Commercially available imagery and amateur photographs reportedly showed two complexes, each built on about 750 sq m area behind the fort. The Indian intelligence believe Fort Maujgarh was used particularly to train JeM members to infiltrate the border.
Sources in the Indian intelligence said JeM, headed by Masood Azhar, shifted its base from the 18th-century Fort Maujgarh to its main seminary at Bahawalpur, where its teams were lodged without weapons, the IE reported. The fort, built by Muhammad Maroof Khan Kehrani, was being used to train JeM teams for special missions.
Most of the training programmes were carried out at the vast patch of desert Chak 48, west of the fort and parallel to the India-Pakistan desert, the Indian intelligence officials said.
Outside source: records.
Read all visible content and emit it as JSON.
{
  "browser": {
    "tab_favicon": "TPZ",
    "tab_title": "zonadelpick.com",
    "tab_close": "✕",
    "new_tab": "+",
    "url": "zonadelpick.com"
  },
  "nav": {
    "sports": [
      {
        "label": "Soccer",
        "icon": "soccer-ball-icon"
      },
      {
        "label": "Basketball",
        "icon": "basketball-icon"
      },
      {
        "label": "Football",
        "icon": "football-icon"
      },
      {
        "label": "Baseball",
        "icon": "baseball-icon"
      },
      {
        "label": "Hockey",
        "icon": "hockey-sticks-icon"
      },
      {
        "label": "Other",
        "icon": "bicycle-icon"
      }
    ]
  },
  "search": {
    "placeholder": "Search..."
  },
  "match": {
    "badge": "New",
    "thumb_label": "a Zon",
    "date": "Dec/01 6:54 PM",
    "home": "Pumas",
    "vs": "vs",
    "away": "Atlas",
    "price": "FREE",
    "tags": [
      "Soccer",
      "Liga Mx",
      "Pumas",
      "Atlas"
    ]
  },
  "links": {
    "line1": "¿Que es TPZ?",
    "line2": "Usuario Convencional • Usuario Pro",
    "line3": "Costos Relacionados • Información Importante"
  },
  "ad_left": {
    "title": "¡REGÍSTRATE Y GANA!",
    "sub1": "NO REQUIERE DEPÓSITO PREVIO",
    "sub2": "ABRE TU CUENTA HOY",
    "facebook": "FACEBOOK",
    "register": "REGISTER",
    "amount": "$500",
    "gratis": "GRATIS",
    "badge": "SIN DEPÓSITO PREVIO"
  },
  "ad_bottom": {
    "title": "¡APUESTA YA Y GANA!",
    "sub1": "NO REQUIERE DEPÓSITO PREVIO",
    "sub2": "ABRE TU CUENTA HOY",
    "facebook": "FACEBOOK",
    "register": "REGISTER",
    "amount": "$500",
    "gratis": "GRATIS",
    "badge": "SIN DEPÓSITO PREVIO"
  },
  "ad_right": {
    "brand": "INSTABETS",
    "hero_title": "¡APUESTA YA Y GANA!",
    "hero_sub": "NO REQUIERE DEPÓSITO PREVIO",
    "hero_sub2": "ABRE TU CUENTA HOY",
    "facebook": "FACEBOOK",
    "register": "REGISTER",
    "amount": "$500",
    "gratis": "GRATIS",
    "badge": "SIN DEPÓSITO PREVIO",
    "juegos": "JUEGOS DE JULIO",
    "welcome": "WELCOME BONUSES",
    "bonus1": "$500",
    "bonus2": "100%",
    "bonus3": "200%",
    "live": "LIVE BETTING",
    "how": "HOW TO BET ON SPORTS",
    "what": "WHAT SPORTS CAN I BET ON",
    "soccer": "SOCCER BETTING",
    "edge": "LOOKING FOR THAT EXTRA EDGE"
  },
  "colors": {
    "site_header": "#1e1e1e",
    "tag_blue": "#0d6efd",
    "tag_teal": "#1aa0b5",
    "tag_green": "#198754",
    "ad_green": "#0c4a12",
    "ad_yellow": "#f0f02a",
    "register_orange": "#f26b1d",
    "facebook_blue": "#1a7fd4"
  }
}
"Flash floods create a network of gullies and ravines which are not dissimilar to the terrain along the India-Pakistan border in Punjab and Jammu. In the winter months, there's also decent scrub vegetation in the desert, and fields that are quite similar in their character," an Indian military official said.
Meanwhile, JeM's seminary in Bahawalpur continues to function even as India has told Pakistan that the militant group was behind the Pathankot attack, in which seven security personnel were killed. The investigation by the Indian agency suggested that the attackers received instructions over the phone and the number belonged to the JeM.
Although Pakistan sent a joint investigation team to examine the evidence that India provided claiming JeM conspired the Pathankot attack, no action has reportedly been taken against Azhar or his men. Indian officials are hoping to visit Islamabad to further probe the attack.